Brave: A New Open-Source, Mobile-First, Privacy-Oriented Browser

Woman mobile browsing on phone

Today saw the launch of a new open source mobile browser entry, Brave, from a famous name in the web browser industry, Brendan Eich, formerly of Mozilla/Netscape and inventor of JavaScript. Brave is positioned as an open source, mobile-first, privacy-oriented browser. The current mobile environment looks like:

  • Proprietary WebKit browsers own the mobile web today at 88.47% market share, with Safari at 36.25%, Chrome at 40.83%, and the Android Browser (pre-Jelly Bean) at 11.39% [www.NetMarketShare.com]
  • The mobile open source leader is Opera Mini with 5.96% market share, but Opera uses WebKit. [ibid]
  • The open source leader overall, Firefox, which formerly had the Gecko engine, but now also uses WebKit on mobile, has shrunk to only 12.13% market share across all device types, mainly because of their sub-1% share of mobile devices. [ibid]

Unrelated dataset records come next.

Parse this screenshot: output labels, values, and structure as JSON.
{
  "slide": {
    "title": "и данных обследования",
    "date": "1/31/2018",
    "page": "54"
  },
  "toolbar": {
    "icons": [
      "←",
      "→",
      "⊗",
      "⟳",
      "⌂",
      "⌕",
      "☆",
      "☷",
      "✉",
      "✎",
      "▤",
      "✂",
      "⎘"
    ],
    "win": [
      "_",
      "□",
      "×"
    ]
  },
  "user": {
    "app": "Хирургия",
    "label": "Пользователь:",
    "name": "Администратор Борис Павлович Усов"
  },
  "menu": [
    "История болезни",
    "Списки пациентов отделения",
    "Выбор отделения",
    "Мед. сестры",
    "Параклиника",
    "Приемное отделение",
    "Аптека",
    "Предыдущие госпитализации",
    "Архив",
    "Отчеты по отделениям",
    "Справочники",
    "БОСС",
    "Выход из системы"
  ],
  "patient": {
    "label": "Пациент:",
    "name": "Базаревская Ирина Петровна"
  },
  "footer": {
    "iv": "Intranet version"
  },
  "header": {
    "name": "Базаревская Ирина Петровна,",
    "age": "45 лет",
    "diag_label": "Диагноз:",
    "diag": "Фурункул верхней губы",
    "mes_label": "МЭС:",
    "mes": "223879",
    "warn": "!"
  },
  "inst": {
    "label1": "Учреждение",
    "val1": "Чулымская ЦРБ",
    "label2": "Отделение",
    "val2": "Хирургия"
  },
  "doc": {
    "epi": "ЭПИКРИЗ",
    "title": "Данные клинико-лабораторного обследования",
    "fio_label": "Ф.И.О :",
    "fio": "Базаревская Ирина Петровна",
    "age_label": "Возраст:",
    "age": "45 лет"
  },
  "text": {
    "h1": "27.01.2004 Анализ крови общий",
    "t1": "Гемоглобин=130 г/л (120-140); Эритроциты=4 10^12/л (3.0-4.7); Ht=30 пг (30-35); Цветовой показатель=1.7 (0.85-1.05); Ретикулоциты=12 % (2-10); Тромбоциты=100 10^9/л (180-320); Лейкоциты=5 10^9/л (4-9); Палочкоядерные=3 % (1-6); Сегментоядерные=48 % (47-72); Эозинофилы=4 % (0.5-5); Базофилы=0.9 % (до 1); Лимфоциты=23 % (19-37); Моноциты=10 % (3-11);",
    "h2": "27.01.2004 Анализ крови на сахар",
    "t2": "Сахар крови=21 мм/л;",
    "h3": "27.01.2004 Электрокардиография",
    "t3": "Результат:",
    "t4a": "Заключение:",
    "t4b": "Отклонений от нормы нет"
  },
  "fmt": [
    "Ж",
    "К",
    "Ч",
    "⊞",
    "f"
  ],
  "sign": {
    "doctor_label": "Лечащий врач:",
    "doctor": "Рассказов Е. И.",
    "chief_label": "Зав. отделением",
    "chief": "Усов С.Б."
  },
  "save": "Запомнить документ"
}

A new open source mobile browser provides new opportunities: 

  • The web was built by trial and error: (Do you remember Java applets?) The Internet Explorer – Netscape slugfest saw lots of innovation at the start of the web; Safari launched a number of web browser firsts when Apple made their own browser. Bad ideas can be tested and found wanting; good ideas can be universally adopted; with another browser, new ideas get the oxygen and screen time to be developed, tested, and judged. 
  • With Apple moving toward secured communication as the norm in iOS 9, a new browser that gains traction gives every Internet user benefits in new ideas for security and privacy online.
  • We don’t know yet what specific technology will be used, but Microsoft has recently open-sourced ChakraCore, the IE/Edge JavaScript engine. The Google Chrome V8 JavaScript engine was a giant leap forward in browser JavaScript performance, so diversity in JavaScript engines has a history of serving the user well. Early benchmarks suggest that Brave is highly performance-oriented, so, we can look forward to faster, snappier web page loading and interactions.
  • Mobile continues to be a memory- and storage-restricted platform, so, following that old programming dictum – if you can make the code run fast on inferior hardware, it’s going to scream on good hardware. There are real engineering challenges in reproducing the desktop experience for the user on mobile, and so the Brave team plus their open source community will be more hands working on these problems.

And, of course, the cost side: if it gains traction, software makers and website owners will be adding it to the test suite. Fortunately, with their pledge to embrace open standards, this should be more boon than burden to web users, mobile and desktop.